What transpired on the drive home was perhaps the most exciting event in that family’s dysfunctional lives.  The cause would be debated for years, fingers pointed at many scapegoats.  After being crammed into a camper for 14 days with nine people, Dad’s nerves were probably shot.  Or maybe the the years of mechanical neglect finally caught up to the camper.  Whatever the reason, as Dad rolled down the highway he noticed a camper unattached to any vehicle roll by him in the right lane.  Not any camper.  His camper.  He knew it was his as he saw the faces of Richard and Robert pressed up against the window, their cries of panic silent through the glass of the side windows.  The trailer then veered off the road to the right at a slight angle, the boy’s faces still pressed against the window as it tumbled from view off the roadside.  The accounts differed on how many times it rolled, but what was agreed on by both Richard and Robert was that it was “a lot”.  Richard broke his collar bone and Robert broke his arm.

I still remember the hush that fell over the neighborhood as the dented camper was dragged home into the driveway.  It was like a wounded WWII bomber limping in over the cliffs of Dover.  The top left corner was crushed in, windows broken, and it moved with a shimmy that must have been spectacular at any speed over 35 mph.   The boys emerged from the Travelall in their casts and slings, and the story was told.  It was retold.  And it was told again.  It was their finest hour.  The trailer sat in the driveway for well over two years before it was quietly towed away one afternoon while we were at school.  It was the family’s last trip to Myrtle Beach, and perhaps their last vacation as a family. 
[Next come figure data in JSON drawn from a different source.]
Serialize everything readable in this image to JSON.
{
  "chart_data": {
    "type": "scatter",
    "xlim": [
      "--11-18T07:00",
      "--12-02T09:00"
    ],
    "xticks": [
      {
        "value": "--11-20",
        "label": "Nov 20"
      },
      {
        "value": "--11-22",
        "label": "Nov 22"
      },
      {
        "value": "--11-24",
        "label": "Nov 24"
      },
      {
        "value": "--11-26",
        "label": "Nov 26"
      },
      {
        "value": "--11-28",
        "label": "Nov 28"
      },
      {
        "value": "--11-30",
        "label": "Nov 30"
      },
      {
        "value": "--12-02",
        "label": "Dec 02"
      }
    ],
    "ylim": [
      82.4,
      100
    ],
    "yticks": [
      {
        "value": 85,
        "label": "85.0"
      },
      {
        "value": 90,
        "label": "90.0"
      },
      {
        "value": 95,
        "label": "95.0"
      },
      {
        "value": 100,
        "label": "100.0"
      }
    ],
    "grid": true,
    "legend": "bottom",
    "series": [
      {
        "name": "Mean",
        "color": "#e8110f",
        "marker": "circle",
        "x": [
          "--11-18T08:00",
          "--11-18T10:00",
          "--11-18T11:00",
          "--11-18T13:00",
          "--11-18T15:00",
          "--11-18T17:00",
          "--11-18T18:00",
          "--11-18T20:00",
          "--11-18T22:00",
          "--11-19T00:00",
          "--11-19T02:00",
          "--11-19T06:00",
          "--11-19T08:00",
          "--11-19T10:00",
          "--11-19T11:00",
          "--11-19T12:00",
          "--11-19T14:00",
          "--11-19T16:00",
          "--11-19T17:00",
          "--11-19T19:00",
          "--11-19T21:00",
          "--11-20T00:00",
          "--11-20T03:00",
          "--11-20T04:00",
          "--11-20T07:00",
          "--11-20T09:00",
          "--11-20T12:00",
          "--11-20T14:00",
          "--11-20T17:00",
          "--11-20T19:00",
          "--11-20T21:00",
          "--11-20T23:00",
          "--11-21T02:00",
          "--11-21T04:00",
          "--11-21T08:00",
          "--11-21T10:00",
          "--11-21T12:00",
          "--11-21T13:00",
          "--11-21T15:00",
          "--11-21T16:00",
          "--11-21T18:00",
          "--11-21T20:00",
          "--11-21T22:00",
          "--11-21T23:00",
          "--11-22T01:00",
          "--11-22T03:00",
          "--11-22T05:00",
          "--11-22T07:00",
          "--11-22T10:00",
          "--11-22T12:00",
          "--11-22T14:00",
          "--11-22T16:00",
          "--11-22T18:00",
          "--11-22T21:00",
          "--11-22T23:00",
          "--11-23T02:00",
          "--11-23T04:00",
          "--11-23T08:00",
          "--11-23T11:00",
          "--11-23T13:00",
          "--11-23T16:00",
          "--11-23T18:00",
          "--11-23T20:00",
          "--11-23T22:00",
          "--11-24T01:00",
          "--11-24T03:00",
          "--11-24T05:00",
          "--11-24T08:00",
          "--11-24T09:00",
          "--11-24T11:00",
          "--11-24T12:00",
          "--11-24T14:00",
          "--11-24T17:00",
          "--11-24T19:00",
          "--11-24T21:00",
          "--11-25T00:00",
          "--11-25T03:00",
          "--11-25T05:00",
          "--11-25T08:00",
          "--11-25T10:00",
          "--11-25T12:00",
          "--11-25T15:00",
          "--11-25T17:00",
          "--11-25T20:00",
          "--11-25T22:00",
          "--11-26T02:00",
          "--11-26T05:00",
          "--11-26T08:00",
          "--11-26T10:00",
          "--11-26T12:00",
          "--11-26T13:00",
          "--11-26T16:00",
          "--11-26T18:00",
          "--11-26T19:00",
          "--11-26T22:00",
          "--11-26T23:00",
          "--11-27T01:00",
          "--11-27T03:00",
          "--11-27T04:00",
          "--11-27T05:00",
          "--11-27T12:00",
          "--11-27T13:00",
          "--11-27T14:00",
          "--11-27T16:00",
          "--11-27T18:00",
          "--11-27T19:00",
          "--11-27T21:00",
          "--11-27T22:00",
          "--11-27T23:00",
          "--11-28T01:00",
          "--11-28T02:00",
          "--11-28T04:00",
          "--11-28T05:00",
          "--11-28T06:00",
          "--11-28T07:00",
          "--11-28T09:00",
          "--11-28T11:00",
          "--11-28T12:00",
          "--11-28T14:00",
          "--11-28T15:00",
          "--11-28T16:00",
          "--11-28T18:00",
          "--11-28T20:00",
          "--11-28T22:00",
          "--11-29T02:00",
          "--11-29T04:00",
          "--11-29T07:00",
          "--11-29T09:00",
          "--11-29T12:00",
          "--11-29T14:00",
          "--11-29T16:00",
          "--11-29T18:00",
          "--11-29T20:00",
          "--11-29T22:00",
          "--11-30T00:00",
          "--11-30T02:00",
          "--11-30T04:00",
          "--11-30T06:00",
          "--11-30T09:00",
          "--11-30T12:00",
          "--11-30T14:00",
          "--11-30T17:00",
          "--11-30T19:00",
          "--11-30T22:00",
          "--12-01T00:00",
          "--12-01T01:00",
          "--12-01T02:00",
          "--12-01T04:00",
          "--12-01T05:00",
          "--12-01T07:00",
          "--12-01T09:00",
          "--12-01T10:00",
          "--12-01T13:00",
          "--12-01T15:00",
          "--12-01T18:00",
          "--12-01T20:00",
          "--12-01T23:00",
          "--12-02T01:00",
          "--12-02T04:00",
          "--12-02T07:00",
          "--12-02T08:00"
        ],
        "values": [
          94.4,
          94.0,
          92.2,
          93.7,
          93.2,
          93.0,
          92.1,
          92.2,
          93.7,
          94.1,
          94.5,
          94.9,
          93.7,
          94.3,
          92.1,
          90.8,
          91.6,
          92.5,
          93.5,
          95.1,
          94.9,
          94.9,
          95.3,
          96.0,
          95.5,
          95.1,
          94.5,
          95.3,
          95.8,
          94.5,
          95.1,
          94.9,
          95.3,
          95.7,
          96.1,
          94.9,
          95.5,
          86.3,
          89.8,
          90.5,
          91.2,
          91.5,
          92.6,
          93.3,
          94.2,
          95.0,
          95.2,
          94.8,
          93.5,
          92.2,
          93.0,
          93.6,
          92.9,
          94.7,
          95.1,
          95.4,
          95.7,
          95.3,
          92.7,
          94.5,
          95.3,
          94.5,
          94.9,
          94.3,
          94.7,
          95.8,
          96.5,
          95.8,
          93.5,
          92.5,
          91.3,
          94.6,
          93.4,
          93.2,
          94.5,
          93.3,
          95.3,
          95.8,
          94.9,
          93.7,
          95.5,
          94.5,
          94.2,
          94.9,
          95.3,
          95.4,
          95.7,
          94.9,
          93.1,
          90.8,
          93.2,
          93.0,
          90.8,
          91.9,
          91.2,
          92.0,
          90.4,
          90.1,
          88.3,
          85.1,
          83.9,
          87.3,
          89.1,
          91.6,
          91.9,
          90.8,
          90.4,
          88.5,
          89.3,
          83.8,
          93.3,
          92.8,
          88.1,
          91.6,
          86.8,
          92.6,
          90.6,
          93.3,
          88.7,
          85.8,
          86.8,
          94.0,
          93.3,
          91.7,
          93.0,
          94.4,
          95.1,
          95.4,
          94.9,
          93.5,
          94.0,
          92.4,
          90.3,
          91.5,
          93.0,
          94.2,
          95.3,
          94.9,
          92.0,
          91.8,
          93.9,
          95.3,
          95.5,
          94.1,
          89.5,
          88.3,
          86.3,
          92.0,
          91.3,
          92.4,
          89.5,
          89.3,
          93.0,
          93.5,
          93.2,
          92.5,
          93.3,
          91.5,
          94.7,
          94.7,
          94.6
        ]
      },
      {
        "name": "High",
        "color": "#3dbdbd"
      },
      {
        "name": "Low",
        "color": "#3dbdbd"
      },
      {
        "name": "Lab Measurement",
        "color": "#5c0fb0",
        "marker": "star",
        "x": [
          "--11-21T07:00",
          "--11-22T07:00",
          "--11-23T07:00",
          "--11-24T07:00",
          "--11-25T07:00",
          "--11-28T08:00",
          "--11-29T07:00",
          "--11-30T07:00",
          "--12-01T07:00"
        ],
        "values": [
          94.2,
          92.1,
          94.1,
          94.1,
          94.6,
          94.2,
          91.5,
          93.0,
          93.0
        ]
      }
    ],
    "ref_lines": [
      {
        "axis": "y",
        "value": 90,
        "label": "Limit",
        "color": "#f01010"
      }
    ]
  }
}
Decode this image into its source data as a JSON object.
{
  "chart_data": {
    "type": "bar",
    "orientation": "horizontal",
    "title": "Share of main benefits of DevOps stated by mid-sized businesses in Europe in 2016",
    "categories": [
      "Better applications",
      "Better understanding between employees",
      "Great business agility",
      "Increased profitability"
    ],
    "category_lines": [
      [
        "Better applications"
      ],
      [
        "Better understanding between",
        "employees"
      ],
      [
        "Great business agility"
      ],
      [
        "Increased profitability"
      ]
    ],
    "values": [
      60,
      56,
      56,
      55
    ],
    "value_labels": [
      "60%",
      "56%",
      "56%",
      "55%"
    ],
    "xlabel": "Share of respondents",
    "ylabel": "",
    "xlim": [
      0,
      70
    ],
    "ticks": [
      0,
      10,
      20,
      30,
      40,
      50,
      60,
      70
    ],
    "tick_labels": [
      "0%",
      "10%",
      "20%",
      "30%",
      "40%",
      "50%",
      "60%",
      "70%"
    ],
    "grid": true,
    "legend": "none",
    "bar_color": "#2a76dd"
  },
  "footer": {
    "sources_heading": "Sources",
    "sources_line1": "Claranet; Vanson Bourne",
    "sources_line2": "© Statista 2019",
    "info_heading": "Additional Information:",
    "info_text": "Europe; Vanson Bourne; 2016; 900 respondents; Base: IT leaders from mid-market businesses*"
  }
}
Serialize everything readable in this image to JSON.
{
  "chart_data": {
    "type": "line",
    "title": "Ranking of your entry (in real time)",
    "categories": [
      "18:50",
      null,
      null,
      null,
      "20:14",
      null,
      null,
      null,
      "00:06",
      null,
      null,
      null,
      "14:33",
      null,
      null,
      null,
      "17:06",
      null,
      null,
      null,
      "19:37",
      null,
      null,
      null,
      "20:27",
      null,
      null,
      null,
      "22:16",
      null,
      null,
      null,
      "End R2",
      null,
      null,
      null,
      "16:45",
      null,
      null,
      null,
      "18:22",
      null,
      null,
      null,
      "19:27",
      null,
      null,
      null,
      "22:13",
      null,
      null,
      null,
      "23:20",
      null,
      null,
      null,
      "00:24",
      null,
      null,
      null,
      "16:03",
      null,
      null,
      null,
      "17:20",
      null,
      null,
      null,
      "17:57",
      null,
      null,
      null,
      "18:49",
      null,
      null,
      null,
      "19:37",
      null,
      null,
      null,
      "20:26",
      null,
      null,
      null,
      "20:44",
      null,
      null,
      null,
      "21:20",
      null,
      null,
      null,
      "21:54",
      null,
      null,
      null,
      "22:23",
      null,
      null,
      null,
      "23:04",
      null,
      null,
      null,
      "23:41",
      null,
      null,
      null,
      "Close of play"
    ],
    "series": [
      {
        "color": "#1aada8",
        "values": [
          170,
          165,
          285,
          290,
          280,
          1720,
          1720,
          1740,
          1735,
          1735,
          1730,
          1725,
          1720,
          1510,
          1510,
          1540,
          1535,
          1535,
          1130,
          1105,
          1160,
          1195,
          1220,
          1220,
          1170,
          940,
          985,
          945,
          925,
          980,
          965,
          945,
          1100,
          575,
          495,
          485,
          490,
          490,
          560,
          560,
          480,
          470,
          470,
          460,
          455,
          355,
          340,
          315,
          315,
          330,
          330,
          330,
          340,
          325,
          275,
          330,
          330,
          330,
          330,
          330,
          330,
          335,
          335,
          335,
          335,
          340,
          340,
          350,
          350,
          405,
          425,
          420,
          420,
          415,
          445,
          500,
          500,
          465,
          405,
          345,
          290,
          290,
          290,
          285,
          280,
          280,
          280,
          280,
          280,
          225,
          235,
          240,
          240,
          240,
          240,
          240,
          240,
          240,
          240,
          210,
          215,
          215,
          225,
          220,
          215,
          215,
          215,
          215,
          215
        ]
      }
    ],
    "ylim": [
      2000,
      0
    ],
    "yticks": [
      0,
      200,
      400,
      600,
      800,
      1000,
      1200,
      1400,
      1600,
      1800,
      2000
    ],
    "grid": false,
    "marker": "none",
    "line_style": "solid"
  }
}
I haven’t had a vacation like that in years, where it is more about survival than enjoyment.  There is something pure about being totally out of reach, with your days being dictated completely by the rhythms of the shore.  Having sand in everything and just giving into it.  Two full weeks where no one cares about what you are doing.  Fourteen consecutive days where your only oasis is a sand fly ridden camper sounds pretty good at this point of the year.  There’s only three weeks left of what I consider summer.  I need a camper and right away.  I bet I could get a good price on both that Travelall and that crushed 70s vintage number. 

1 Comments:

At August 26, 2013 at 6:17:00 PM EDT , Blogger AZ said...

White cliffs of Dover comment is priceless, but somewhat muted along with the tale as I cannot get the Canei wine jingle out of my head.